Accumulated charge in a grounded conductor 
My textbook states:

A charge $+Q$ placed near a grounded conducting sphere will cause negative charge to accumulate on the side closer to $+Q$.

However, it also states that the potential ($\varphi$) on and in a grounded conductor is zero. 
I don't understand how these statements can both be true at the same time. An accumulation of charge will create a potential. The non uniform charge distribution means the potential will be different at different points on the sphere.
 A: Before earthing
See, here the external field due to that positive point charge is non-uniform and non-zero at the surface of the sphere. So there is bound to be some non-zero (in this case, positive) potential on the surface of the sphere. And since the sphere is a conductor, it needs to have a constant potential at every point on its surface. However the field of the point charge is non-uniform and so is the potential generated due to this field. Thus to make the potential everywhere exactly equal, there is a non uniform induced charge distribution on the surface of the sphere.
After grounding
After grounding, we have allowed a pathway to charge the sphere. As soon as the sphere is earthed, electrons flow from the earth to the sphere's surface. Why? Because when you want a zero potential at the surface of the sphere, however the point charge's field creates a positive potential there. Thus to exactly cancel this positive potential, a negative charge is induced on the sphere's surface which would then create a negative potential at the surface, and so the net potential will cancel amd become zero, as expected.

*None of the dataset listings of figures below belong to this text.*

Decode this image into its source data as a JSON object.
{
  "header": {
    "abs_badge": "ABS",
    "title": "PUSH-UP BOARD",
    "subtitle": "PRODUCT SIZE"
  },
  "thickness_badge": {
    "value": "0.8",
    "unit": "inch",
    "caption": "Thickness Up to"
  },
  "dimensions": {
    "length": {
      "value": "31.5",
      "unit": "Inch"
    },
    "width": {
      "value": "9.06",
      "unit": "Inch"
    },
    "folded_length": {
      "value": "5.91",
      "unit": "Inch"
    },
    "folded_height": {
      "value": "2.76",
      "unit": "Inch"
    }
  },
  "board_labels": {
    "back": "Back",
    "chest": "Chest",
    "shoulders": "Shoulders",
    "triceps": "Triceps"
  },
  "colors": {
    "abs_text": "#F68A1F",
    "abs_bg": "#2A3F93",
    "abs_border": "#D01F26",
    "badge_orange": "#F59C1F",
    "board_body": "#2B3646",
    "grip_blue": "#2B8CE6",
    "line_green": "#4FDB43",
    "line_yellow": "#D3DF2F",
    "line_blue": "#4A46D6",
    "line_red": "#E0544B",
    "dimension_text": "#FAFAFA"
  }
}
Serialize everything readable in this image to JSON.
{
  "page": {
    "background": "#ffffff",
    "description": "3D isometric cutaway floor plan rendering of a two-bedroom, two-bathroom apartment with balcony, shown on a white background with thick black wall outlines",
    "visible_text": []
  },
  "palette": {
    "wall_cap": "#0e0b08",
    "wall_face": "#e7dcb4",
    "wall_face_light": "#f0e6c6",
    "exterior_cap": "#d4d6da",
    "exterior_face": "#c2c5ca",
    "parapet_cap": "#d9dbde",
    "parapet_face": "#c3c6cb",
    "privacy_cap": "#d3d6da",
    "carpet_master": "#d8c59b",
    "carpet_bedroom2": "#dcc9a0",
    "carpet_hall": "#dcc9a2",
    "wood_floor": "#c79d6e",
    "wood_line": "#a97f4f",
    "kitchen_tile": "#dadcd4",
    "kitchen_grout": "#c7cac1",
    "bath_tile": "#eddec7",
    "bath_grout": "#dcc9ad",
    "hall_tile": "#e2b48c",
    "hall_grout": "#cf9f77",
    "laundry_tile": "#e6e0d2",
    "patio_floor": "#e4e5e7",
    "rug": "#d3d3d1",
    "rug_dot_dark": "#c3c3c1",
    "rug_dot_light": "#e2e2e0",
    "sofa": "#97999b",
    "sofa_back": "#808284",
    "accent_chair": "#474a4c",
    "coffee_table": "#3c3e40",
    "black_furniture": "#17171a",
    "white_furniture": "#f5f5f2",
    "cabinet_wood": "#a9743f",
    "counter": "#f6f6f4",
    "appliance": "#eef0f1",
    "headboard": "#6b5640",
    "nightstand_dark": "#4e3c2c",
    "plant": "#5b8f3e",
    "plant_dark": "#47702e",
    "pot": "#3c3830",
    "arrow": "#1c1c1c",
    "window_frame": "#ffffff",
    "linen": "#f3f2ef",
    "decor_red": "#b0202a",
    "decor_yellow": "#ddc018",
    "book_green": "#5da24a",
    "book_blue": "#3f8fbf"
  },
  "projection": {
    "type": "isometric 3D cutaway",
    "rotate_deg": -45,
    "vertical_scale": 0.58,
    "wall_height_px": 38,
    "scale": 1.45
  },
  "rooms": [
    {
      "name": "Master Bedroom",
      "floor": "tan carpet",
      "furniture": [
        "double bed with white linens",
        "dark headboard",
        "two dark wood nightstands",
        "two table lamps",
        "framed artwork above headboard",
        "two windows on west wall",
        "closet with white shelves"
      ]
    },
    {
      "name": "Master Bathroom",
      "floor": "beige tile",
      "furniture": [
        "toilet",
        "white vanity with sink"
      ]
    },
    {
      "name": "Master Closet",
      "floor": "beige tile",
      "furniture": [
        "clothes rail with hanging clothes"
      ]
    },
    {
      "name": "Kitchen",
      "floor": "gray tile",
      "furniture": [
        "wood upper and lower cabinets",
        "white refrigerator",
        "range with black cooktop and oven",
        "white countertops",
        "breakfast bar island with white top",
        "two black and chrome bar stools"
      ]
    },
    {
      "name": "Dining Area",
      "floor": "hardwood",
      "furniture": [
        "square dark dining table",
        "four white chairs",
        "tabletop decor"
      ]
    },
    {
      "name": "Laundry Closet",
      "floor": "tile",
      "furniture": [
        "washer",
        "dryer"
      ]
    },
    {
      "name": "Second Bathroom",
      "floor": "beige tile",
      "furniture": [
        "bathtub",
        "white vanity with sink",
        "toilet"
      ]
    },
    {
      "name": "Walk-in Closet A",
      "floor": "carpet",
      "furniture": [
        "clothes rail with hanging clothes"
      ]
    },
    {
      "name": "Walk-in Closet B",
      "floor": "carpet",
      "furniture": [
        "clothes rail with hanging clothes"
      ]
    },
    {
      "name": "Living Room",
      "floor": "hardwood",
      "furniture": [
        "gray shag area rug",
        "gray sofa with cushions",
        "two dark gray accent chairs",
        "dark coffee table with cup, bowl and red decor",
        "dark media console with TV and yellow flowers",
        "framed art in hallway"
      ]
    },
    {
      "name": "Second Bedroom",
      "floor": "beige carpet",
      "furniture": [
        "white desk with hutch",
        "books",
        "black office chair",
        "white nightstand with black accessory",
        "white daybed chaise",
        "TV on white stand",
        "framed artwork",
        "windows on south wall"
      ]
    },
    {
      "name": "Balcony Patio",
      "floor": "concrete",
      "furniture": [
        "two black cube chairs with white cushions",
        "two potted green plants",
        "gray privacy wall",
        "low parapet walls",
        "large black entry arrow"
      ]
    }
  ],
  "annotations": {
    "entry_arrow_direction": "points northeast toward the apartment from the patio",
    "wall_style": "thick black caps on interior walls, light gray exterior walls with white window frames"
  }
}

The reason behind the non-uniform charge distribution is the same as before. Because of the non-uniform external field of the point charge, the sphere also needs to be non-uniformly charged such that the net potential at every point on the surface of the sphere is zero.
But what about the inside?
When the sphere acquires the above mentioned charge distribution, coincidentally the field inside the sphere as well cancels out (rigorous treatment requires an even larger answer and, of course, familiarity with the math used). Thus when you go from the surface to any point inside the sphere, you face no electric field and thus you have to do no work to move your test charge and thus the potential everywhere on and inside yhe sphere is constant.